Le phishing est loin d’être ringard dans le cyberespionnage. Les officiers chinois inculpés par la justice américaine en faisaient abondamment usage pour accéder à des données ultraconfidentielles. Avec succès.

Recherchés par la justice américaine pour « espionnage économique » et « piratage informatique », les cinq officiers de l’armée chinoise ont fait usage, entre autres, d’une technique ancestrale pour pirater les systèmes : le bon vieux « phishing » (ou hameçonnage). C’est ce qui ressort de l’acte d’accusation, qui a été publié la semaine dernière et qui est particulièrement détaillé.

Pas question, ici, de faux emails bancaires qui vous incitent à taper votre identifiant et votre code secret. L’arnaque des soldats chinois est beaucoup plus subtile et nécessite une connaissance fine des entreprises ciblées. C’est pourquoi les experts en sécurité appellent cette technique le « spear phishing » (ou harponnage).

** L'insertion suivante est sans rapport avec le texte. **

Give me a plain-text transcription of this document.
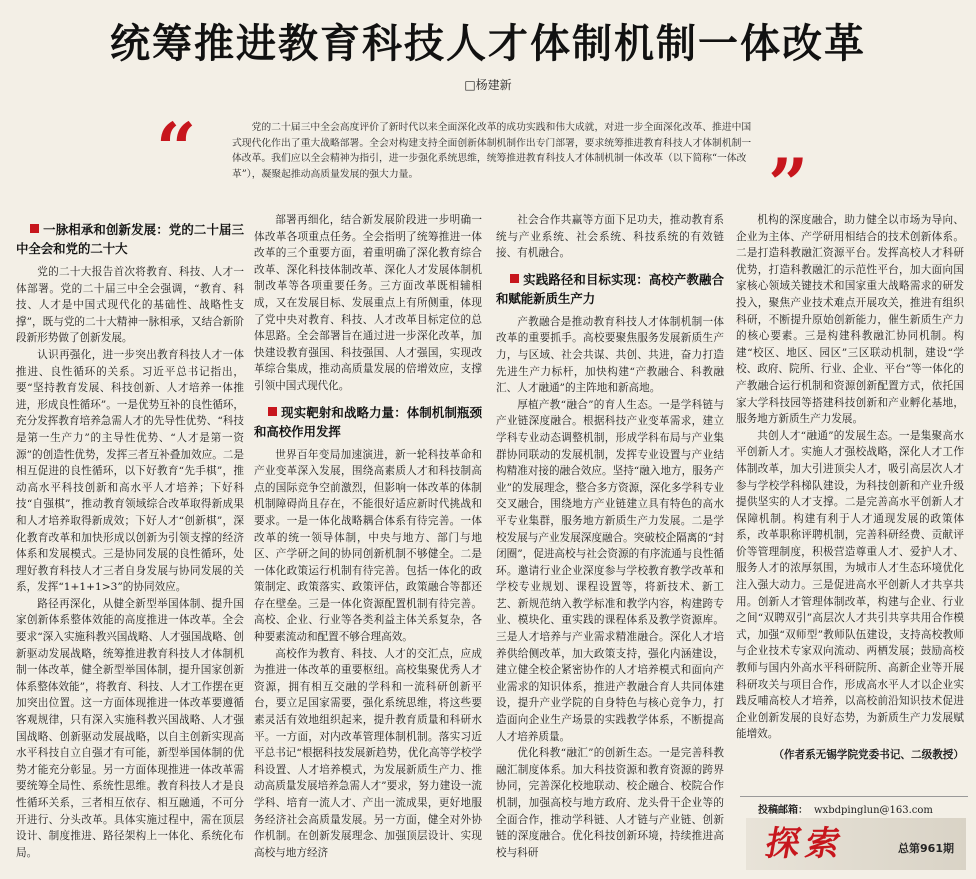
统筹推进教育科技人才体制机制一体改革
□杨建新
“	党的二十届三中全会高度评价了新时代以来全面深化改革的成功实践和伟大成就，对进一步全面深化改革、推进中国式现代化作出了重大战略部署。全会对构建支持全面创新体制机制作出专门部署，要求统筹推进教育科技人才体制机制一体改革。我们应以全会精神为指引，进一步强化系统思维，统筹推进教育科技人才体制机制一体改革（以下简称“一体改革”），凝聚起推动高质量发展的强大力量。	”
一脉相承和创新发展：党的二十届三中全会和党的二十大

党的二十大报告首次将教育、科技、人才一体部署。党的二十届三中全会强调，“教育、科技、人才是中国式现代化的基础性、战略性支撑”，既与党的二十大精神一脉相承，又结合新阶段新形势做了创新发展。

认识再强化，进一步突出教育科技人才一体推进、良性循环的关系。习近平总书记指出，要“坚持教育发展、科技创新、人才培养一体推进，形成良性循环”。一是优势互补的良性循环，充分发挥教育培养急需人才的先导性优势、“科技是第一生产力”的主导性优势、“人才是第一资源”的创造性优势，发挥三者互补叠加效应。二是相互促进的良性循环，以下好教育“先手棋”，推动高水平科技创新和高水平人才培养；下好科技“自强棋”，推动教育领域综合改革取得新成果和人才培养取得新成效；下好人才“创新棋”，深化教育改革和加快形成以创新为引领支撑的经济体系和发展模式。三是协同发展的良性循环，处理好教育科技人才三者自身发展与协同发展的关系，发挥“1+1+1>3”的协同效应。

路径再深化，从健全新型举国体制、提升国家创新体系整体效能的高度推进一体改革。全会要求“深入实施科教兴国战略、人才强国战略、创新驱动发展战略，统筹推进教育科技人才体制机制一体改革，健全新型举国体制，提升国家创新体系整体效能”，将教育、科技、人才工作摆在更加突出位置。这一方面体现推进一体改革要遵循客观规律，只有深入实施科教兴国战略、人才强国战略、创新驱动发展战略，以自主创新实现高水平科技自立自强才有可能，新型举国体制的优势才能充分彰显。另一方面体现推进一体改革需要统筹全局性、系统性思维。教育科技人才是良性循环关系，三者相互依存、相互融通，不可分开进行、分头改革。具体实施过程中，需在顶层设计、制度推进、路径架构上一体化、系统化布局。

部署再细化，结合新发展阶段进一步明确一体改革各项重点任务。全会指明了统筹推进一体改革的三个重要方面，着重明确了深化教育综合改革、深化科技体制改革、深化人才发展体制机制改革等各项重要任务。三方面改革既相辅相成，又在发展目标、发展重点上有所侧重，体现了党中央对教育、科技、人才改革目标定位的总体思路。全会部署旨在通过进一步深化改革，加快建设教育强国、科技强国、人才强国，实现改革综合集成，推动高质量发展的倍增效应，支撑引领中国式现代化。

现实靶射和战略力量：体制机制瓶颈和高校作用发挥

世界百年变局加速演进，新一轮科技革命和产业变革深入发展，围绕高素质人才和科技制高点的国际竞争空前激烈，但影响一体改革的体制机制障碍尚且存在，不能很好适应新时代挑战和要求。一是一体化战略耦合体系有待完善。一体改革的统一领导体制，中央与地方、部门与地区、产学研之间的协同创新机制不够健全。二是一体化政策运行机制有待完善。包括一体化的政策制定、政策落实、政策评估，政策融合等都还存在壁垒。三是一体化资源配置机制有待完善。高校、企业、行业等各类利益主体关系复杂，各种要素流动和配置不够合理高效。

高校作为教育、科技、人才的交汇点，应成为推进一体改革的重要枢纽。高校集聚优秀人才资源，拥有相互交融的学科和一流科研创新平台，要立足国家需要，强化系统思维，将这些要素灵活有效地组织起来，提升教育质量和科研水平。一方面，对内改革管理体制机制。落实习近平总书记“根据科技发展新趋势，优化高等学校学科设置、人才培养模式，为发展新质生产力、推动高质量发展培养急需人才”要求，努力建设一流学科、培育一流人才、产出一流成果，更好地服务经济社会高质量发展。另一方面，健全对外协作机制。在创新发展理念、加强顶层设计、实现高校与地方经济

社会合作共赢等方面下足功夫，推动教育系统与产业系统、社会系统、科技系统的有效链接、有机融合。

实践路径和目标实现：高校产教融合和赋能新质生产力

产教融合是推动教育科技人才体制机制一体改革的重要抓手。高校要聚焦服务发展新质生产力，与区域、社会共谋、共创、共进，奋力打造先进生产力标杆，加快构建“产教融合、科教融汇、人才融通”的主阵地和新高地。

厚植产教“融合”的育人生态。一是学科链与产业链深度融合。根据科技产业变革需求，建立学科专业动态调整机制，形成学科布局与产业集群协同联动的发展机制，发挥专业设置与产业结构精准对接的融合效应。坚持“融入地方，服务产业”的发展理念，整合多方资源，深化多学科专业交叉融合，围绕地方产业链建立具有特色的高水平专业集群，服务地方新质生产力发展。二是学校发展与产业发展深度融合。突破校企隔离的“封闭圈”，促进高校与社会资源的有序流通与良性循环。邀请行业企业深度参与学校教育教学改革和学校专业规划、课程设置等，将新技术、新工艺、新规范纳入教学标准和教学内容，构建跨专业、模块化、重实践的课程体系及教学资源库。三是人才培养与产业需求精准融合。深化人才培养供给侧改革，加大政策支持，强化内涵建设，建立健全校企紧密协作的人才培养模式和面向产业需求的知识体系，推进产教融合育人共同体建设，提升产业学院的自身特色与核心竞争力，打造面向企业生产场景的实践教学体系，不断提高人才培养质量。

优化科教“融汇”的创新生态。一是完善科教融汇制度体系。加大科技资源和教育资源的跨界协同，完善深化校地联动、校企融合、校院合作机制，加强高校与地方政府、龙头骨干企业等的全面合作，推动学科链、人才链与产业链、创新链的深度融合。优化科技创新环境，持续推进高校与科研

机构的深度融合，助力健全以市场为导向、企业为主体、产学研用相结合的技术创新体系。二是打造科教融汇资源平台。发挥高校人才科研优势，打造科教融汇的示范性平台，加大面向国家核心领域关键技术和国家重大战略需求的研发投入，聚焦产业技术难点开展攻关，推进有组织科研，不断提升原始创新能力，催生新质生产力的核心要素。三是构建科教融汇协同机制。构建“校区、地区、园区”三区联动机制，建设“学校、政府、院所、行业、企业、平台”等一体化的产教融合运行机制和资源创新配置方式，依托国家大学科技园等搭建科技创新和产业孵化基地，服务地方新质生产力发展。

共创人才“融通”的发展生态。一是集聚高水平创新人才。实施人才强校战略，深化人才工作体制改革，加大引进顶尖人才，吸引高层次人才参与学校学科梯队建设，为科技创新和产业升级提供坚实的人才支撑。二是完善高水平创新人才保障机制。构建有利于人才通现发展的政策体系，改革职称评聘机制，完善科研经费、贡献评价等管理制度，积极营造尊重人才、爱护人才、服务人才的浓厚氛围，为城市人才生态环境优化注入强大动力。三是促进高水平创新人才共享共用。创新人才管理体制改革，构建与企业、行业之间“双聘双引”高层次人才共引共享共用合作模式，加强“双师型”教师队伍建设，支持高校教师与企业技术专家双向流动、两栖发展；鼓励高校教师与国内外高水平科研院所、高新企业等开展科研攻关与项目合作，形成高水平人才以企业实践反哺高校人才培养，以高校前沿知识技术促进企业创新发展的良好态势，为新质生产力发展赋能增效。

（作者系无锡学院党委书记、二级教授）
投稿邮箱： wxbdpinglun@163.com
探索	总第961期
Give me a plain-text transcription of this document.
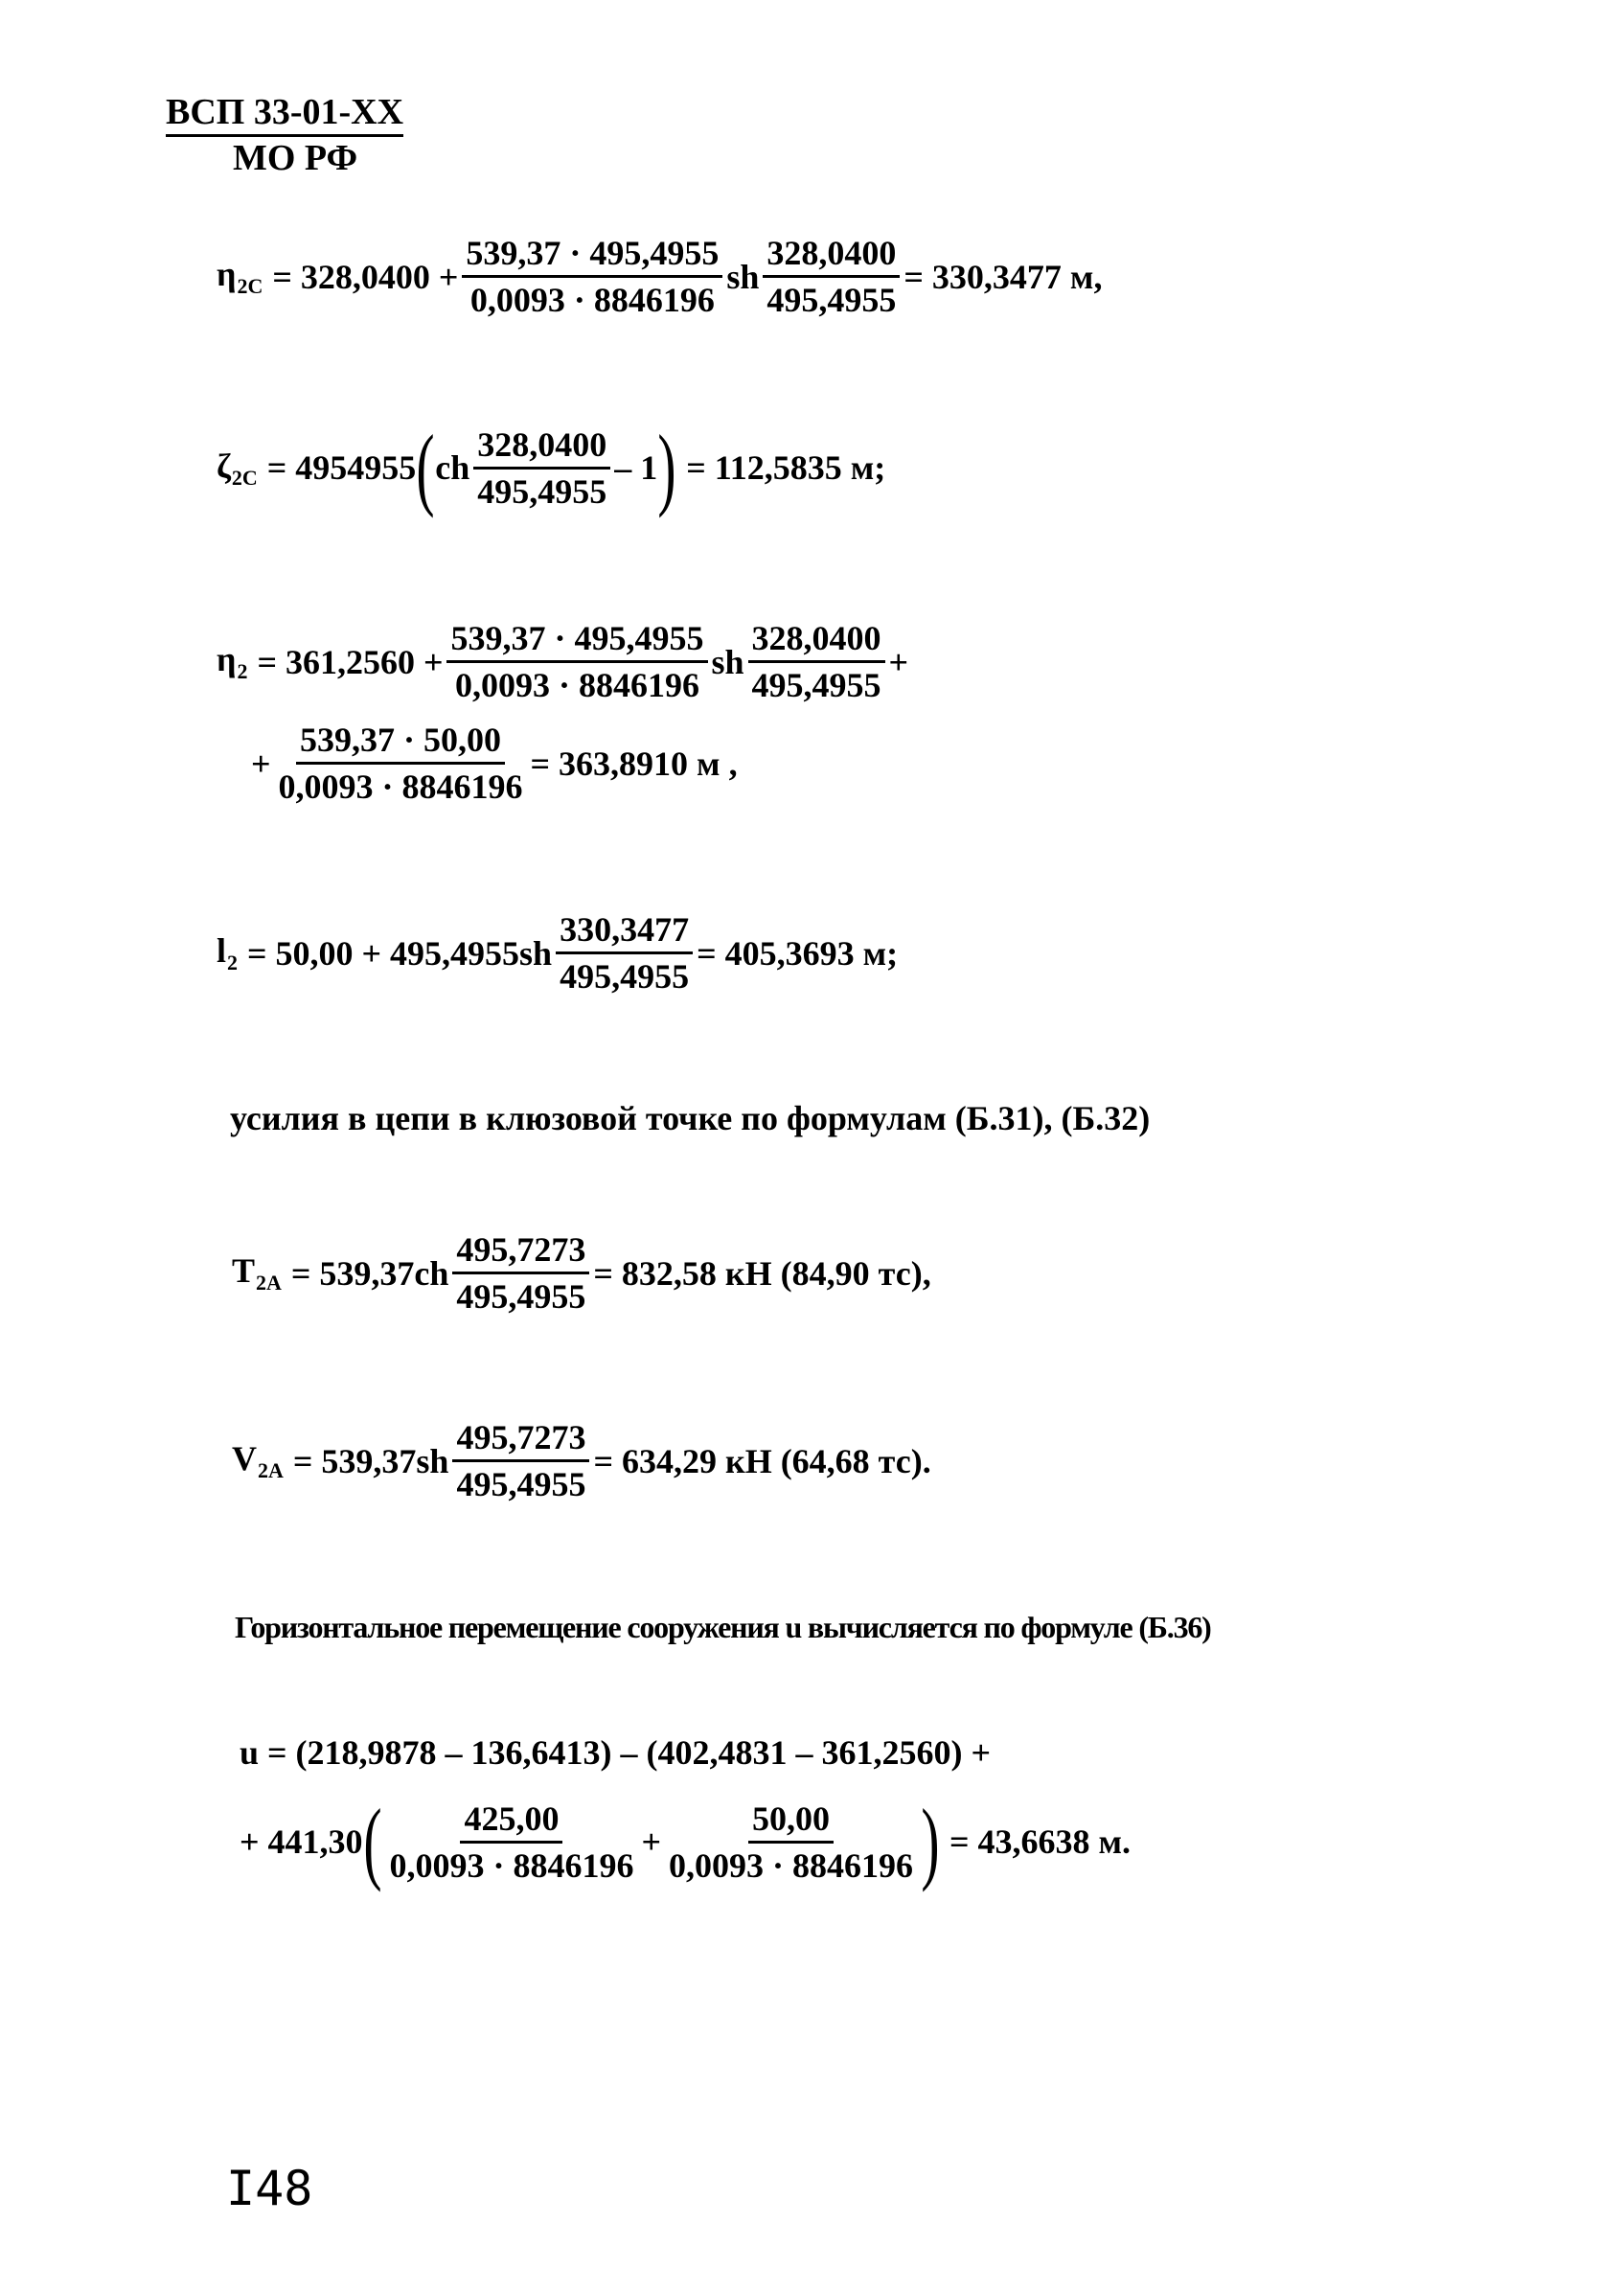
ВСП 33-01-ХХ
МО РФ
$\eta_{2С} = 328,0400 + \frac{539,37 \cdot 495,4955}{0,0093 \cdot 8846196}$ sh $\frac{328,0400}{495,4955} = 330,3477$ м,
$\zeta_{2С} = 4954955$ ( ch $\frac{328,0400}{495,4955} - 1$ ) = 112,5835 м;
$\eta_2 = 361,2560 + \frac{539,37 \cdot 495,4955}{0,0093 \cdot 8846196}$ sh $\frac{328,0400}{495,4955}$ +
+ $\frac{539,37 \cdot 50,00}{0,0093 \cdot 8846196} = 363,8910$ м ,
$l_2 = 50,00 + 495,4955sh \frac{330,3477}{495,4955} = 405,3693$ м;
усилия в цепи в клюзовой точке по формулам (Б.31), (Б.32)
$T_{2А} = 539,37ch \frac{495,7273}{495,4955} = 832,58$ кН (84,90 тс),
$V_{2А} = 539,37sh \frac{495,7273}{495,4955} = 634,29$ кН (64,68 тс).
Горизонтальное перемещение сооружения u вычисляется по формуле (Б.36)
u = (218,9878 – 136,6413) – (402,4831 – 361,2560) +
+ 441,30 ( $\frac{425,00}{0,0093 \cdot 8846196} + \frac{50,00}{0,0093 \cdot 8846196}$ ) = 43,6638 м.
I48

L’exemple est particulièrement frappant chez Alcoa. Début février 2008, ce producteur américain d’aluminium noue un partenariat avec une société nationale chinoise. Trois semaines plus tard, l’un des hackers inculpés, Sun Kailiang (alias Jack Sun), envoie un email à 19 cadres supérieurs d’Alcoa sous l’identité de… Carlos Ghosn. A cette époque, le PDG de Renault-Nissan siégeait dans le conseil d’administration d’Alcoa (il va le quitter en 2011).

Votre patron vous invite à une réunion

Le message était envoyé depuis un faux compte email qui ne respectait pas totalement l’orthographe du nom de Carlos Ghosn, mais suffisamment pour tomber dans le panneau. Il contenait un fichier vérolé intitulé « agenda.zip », censé donner des informations sur la prochaine assemblée générale des actionnaires. L’un des cadres ciblés a ouvert le fichier. L’infection a permis, selon l’acte d’accusation, de voler « plus de 2.900 emails accompagnés de 863 fichiers joints ». Jack Sun aurait en particulier mis la main sur des échanges confidentiels relatifs au partenariat cité plus haut. Bingo.

Autre exemple de « spearfishing »: US Steel. En 2010, ce fabricant d’acier est en conflit avec plusieurs compétiteurs chinois, qu’il accuse de pratiquer le dumping commercial. Il a enclenché plusieurs procédures légales, au niveau national et international. En février et mars, US Steel est alors la cible d’une véritable campagne de « spear phishing ». Elle a été menée par Jack Sun, avec l’aide de l’un de ses collègues, Wang Dong, alias « UglyGorilla ».  Ainsi, le 8 février, un vingtaine de cadres en rapport avec ces litiges commerciaux reçoivent un email envoyé sous l’identité du PDG de la société. L’objet du message indique une invitation pour une réunion (« Meeting Invitation »). Dans le corps du message, le lecteur est incité à cliquer sur un lien HTML qui provoque l’infection de sa machine.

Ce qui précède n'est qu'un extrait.